Solving a system of linear equations is one of the most common tasks in engineering, physics, and computer science. While methods like substitution and elimination work well for two or three variables, they become chaotic for larger systems. In this guide, we will walk through the professional method: translating the system into an augmented matrix, reducing it to RREF, and interpreting the results.
Step 1: Write the Augmented Matrix
Suppose we want to solve the following system of linear equations:
x + y + 2z = 9
2x + 4y - 3z = 1
3x + 6y - 5z = 0
First, we extract the coefficients of the variables (x, y, z) and the constants from the right-hand side. We write them in a single grid, separated by a vertical bar. This is our augmented matrix:
| 1 | 1 | 2 | 9 | |
| 2 | 4 | -3 | 1 | |
| 3 | 6 | -5 | 0 |
Step 2: Reduce to RREF
Next, we perform Gauss-Jordan row operations to convert the coefficient side (the left 3x3 block) into the Identity matrix. The calculations go as follows:
- Subtract 2 × Row 1 from Row 2, and subtract 3 × Row 1 from Row 3 to clear the first column.
- Scale the new Row 2 to make its leading entry 1 (if not already 1).
- Use Row 2 to eliminate entries in Column 2 (above and below the pivot).
- Scale the new Row 3 to make its leading entry 1.
- Use Row 3 to eliminate entries in Column 3 (above and below the pivot).

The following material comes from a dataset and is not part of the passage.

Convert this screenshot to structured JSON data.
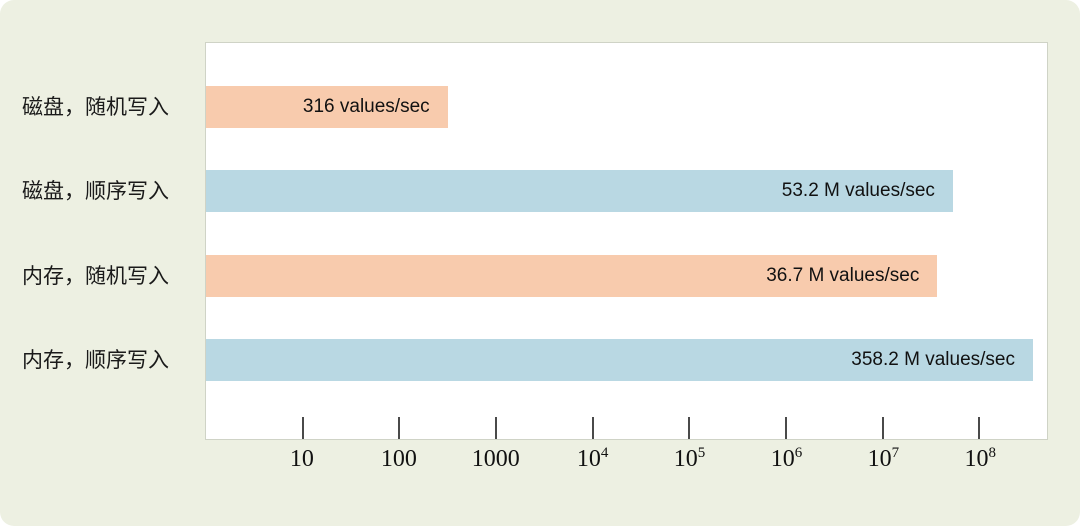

After performing these steps, the augmented matrix reduces to:
| 1 | 0 | 0 | 1 | |
| 0 | 1 | 0 | 2 | |
| 0 | 0 | 1 | 3 |
Step 3: Interpret the RREF Output
Once your matrix is in RREF, you must classify the solution. There are three possible outcomes:
1. Unique Solution
If the coefficient side reduces to the Identity matrix (as in our example above), the system has a single, unique solution. We read the answers directly from the constant column:
x = 1
y = 2
z = 3
2. Infinitely Many Solutions
If a column does not contain a pivot, its variable is a free variable. For example, if RREF yields:
| 1 | 0 | 2 | 5 | |
| 0 | 1 | -1 | 4 | |
| 0 | 0 | 0 | 0 |
Here, the third column (z) has no pivot, so z is free. The equations represent: x + 2z = 5 and y - z = 4. We write the solution set in parametric form by setting z = t (where t is any real number):
x = 5 - 2t
y = 4 + t
z = t
3. No Solution (Inconsistent System)
If row reduction creates a row where the left side is all zeros, but the right side is non-zero, the system is inconsistent. For example:
| 1 | 0 | 3 | 2 | |
| 0 | 1 | 2 | 1 | |
| 0 | 0 | 0 | 7 |
The last row represents the equation 0x + 0y + 0z = 7, which simplifies to the impossible statement 0 = 7. Therefore, this system has no solution.